Comment on the sensory biology of plants
DarthFrodo@lemmy.world 7 months agoThis is partially why most veganism arguments that try and say that we shouldn’t kill and eat animals and instead we should kill and eat plants usually fall on deaf ears for me just because it makes an implicit assumption that plant life is worth less than animal life
Animals don’t create biomass from thin air though. They have to eat a lot of plants to grow.
the production of 1 kg of beef requires 8 kg of feed and 14.5 thousand liters of water. For 1 kg of pork, 3 kg of feed is needed and nearly 6 thousand liters of water
researchgate.net/…/Amount-of-feed-and-water-neces……
Eating plants directly instead of feeding them to animals is clearly much more efficient, requiring much fewer animal deaths as well as plant deaths to sustain a human. If plants were sentient, the moral argument for veganism would be even stronger.
Danterious@lemmy.dbzer0.com 7 months ago
That is why in my third paragraph I mentioned that it was easier to sustain in the long term.
In my view this just feels like justifying a less deadly mass killing for a more deadly mass killing. They both have their consequences.

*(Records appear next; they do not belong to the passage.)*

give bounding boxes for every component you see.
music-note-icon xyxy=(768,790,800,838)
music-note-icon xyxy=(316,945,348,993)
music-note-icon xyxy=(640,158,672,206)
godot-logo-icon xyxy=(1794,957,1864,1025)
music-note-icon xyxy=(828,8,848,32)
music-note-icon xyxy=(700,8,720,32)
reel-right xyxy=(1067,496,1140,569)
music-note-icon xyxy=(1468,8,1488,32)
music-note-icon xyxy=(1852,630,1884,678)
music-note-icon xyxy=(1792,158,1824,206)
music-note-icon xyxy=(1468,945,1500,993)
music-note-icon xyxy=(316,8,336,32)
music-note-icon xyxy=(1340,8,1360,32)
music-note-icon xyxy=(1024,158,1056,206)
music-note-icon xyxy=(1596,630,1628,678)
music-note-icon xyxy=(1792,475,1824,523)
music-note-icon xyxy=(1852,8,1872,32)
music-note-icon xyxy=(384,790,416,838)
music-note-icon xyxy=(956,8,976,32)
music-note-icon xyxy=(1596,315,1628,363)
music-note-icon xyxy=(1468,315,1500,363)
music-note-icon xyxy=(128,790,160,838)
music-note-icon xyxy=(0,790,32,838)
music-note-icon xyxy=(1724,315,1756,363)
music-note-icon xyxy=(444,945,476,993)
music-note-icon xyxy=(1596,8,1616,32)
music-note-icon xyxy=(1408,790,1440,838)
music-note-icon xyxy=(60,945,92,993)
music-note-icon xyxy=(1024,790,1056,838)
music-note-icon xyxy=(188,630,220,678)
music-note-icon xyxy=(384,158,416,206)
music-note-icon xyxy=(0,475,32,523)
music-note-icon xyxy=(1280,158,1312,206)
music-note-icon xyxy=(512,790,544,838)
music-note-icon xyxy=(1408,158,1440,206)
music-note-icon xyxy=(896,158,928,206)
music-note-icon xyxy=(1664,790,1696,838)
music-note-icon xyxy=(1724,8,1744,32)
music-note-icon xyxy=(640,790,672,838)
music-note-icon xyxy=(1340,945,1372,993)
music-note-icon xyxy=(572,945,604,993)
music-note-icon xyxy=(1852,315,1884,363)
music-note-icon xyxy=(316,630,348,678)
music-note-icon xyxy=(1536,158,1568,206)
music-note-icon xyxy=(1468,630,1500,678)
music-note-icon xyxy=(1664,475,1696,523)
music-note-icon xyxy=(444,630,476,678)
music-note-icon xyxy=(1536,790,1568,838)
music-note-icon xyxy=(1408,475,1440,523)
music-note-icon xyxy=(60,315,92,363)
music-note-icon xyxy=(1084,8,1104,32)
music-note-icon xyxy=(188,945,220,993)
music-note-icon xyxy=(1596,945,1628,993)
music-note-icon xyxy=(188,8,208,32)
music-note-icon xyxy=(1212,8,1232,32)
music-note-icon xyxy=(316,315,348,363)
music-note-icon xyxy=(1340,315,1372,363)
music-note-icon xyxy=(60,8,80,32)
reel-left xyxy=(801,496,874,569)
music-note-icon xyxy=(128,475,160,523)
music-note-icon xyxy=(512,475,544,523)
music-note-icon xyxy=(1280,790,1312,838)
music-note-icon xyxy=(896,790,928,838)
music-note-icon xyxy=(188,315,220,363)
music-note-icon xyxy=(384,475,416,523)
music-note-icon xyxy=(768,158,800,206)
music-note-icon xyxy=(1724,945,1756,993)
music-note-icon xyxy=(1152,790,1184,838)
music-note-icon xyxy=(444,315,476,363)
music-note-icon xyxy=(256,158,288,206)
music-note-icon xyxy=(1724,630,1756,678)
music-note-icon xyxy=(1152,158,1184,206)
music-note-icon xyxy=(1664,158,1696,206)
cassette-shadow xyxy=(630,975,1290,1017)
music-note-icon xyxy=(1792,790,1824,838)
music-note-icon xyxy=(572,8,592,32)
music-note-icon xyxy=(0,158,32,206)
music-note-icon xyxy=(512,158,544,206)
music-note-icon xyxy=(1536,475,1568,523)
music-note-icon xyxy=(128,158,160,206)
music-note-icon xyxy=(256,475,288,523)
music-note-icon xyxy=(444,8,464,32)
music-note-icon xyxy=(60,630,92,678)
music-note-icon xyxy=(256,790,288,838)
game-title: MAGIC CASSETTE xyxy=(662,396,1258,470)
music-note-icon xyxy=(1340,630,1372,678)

For example I think it is just as bad that due to our consumerist society we have to over harvest the land that we work on and grow plants in ways that make them more vulnerable to disease and other things that they would be less susceptible to if we didn’t try to optimize their production. This is something that wouldn’t change if we all suddenly became vegan we would also need to change our culture of consumption.
And this is why again my argument is not that we should just try and find an optimal utilitarian equation of how many lives are worth killing to sustain society but instead find a way to live that doesn’t over exploit the ecosystem that we live in and doesn’t go out of its way to do unnecessary harm to life.